Findo o show, eu já estava com a bola toda, pois tudo tinha dado certo até então. Hoje à tarde consegui falar com o Vasco Debritto, do Japão, que tá a fim de bancar o projeto. Ele me disse que vai lançar pela gravadora dele no Japão o Arnaldo Antunes! O mesmo que fará três shows com Drexler em Brasília, a partir de amanhã. Depois de uma meia hora (ele teve que dar uma entrevista pra um canal de TV antes), lá veio ele, sorridente e sem nenhum cansaço, receber os fãs. Falou, escutou, sorriu, autografou, tirou fotos. Eu, como dizia uma música do Gil, "ao menos aprendi a ser o último a sair do avião".
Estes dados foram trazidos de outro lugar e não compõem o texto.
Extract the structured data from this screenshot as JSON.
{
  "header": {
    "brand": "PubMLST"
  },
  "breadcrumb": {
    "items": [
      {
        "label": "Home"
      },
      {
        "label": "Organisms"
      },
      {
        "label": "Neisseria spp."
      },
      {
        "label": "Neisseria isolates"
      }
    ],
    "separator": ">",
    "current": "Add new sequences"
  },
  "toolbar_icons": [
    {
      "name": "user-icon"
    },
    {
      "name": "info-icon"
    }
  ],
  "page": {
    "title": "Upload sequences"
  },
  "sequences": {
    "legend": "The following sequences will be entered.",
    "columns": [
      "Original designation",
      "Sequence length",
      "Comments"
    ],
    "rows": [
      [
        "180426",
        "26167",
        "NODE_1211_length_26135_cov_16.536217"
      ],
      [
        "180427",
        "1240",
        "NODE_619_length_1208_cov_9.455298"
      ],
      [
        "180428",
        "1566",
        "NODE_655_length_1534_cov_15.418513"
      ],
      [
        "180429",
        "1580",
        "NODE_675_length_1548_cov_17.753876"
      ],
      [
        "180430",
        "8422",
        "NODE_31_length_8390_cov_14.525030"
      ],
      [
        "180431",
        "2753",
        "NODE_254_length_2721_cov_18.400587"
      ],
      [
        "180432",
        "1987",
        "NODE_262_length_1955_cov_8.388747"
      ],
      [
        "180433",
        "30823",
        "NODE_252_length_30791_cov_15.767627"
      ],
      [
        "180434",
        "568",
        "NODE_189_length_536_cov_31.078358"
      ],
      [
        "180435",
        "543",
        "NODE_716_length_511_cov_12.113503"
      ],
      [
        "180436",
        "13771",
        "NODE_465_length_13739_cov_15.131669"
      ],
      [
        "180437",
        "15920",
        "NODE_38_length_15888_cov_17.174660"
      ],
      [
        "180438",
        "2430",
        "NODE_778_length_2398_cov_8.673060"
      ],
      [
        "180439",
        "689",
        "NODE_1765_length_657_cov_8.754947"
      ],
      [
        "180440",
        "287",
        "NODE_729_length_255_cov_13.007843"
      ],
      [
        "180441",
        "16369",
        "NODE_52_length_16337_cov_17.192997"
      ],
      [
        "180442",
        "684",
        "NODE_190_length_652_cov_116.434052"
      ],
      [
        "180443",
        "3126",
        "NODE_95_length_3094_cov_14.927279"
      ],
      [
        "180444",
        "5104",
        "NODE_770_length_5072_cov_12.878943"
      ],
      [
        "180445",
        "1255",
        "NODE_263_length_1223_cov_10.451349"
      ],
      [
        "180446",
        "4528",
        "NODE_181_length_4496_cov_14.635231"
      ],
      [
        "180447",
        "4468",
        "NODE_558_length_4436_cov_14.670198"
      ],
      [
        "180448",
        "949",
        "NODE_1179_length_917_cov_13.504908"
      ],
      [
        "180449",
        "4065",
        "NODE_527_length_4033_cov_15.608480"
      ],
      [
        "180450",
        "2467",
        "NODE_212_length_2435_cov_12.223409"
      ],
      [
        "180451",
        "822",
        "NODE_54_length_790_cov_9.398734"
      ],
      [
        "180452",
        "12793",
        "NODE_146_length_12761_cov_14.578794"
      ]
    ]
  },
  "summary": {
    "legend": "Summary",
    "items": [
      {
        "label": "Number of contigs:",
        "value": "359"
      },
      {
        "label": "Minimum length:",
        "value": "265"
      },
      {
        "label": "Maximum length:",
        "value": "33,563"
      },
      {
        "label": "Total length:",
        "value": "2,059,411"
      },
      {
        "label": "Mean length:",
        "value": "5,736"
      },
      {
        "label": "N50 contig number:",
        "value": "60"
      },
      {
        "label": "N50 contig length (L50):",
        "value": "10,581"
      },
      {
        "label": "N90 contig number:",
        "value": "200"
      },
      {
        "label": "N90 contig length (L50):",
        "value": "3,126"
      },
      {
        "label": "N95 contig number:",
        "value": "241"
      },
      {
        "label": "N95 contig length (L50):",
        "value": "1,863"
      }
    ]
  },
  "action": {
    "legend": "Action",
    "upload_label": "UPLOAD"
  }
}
Quando o último fã se foi, apresentei-me e, embora timidamente, fui direto ao ponto. "Jorge, encantado. Soy Léo Nogueira, compositor, y tengo más o menos veinte versiones en portugués de canciones tuyas". Ele: "Uau! No son pocas! Déjame ver". Mostrei, e ele começou a ler ali mesmo. Disse, em português: "Rapaz, isso é muito bom! Pelo pouco que vi, me agradou muito!". Foi a deixa, falei do Vasco, do projeto, do Camalle (dei-lhe um CD do Camalle), e falei que a gravadora interessada era a mesma que acabara de lançar no Japão o Arnaldo. Ele me sorriu e falou, como se eu não soubesse: "Nossa, vou tocar com ele amanhã!".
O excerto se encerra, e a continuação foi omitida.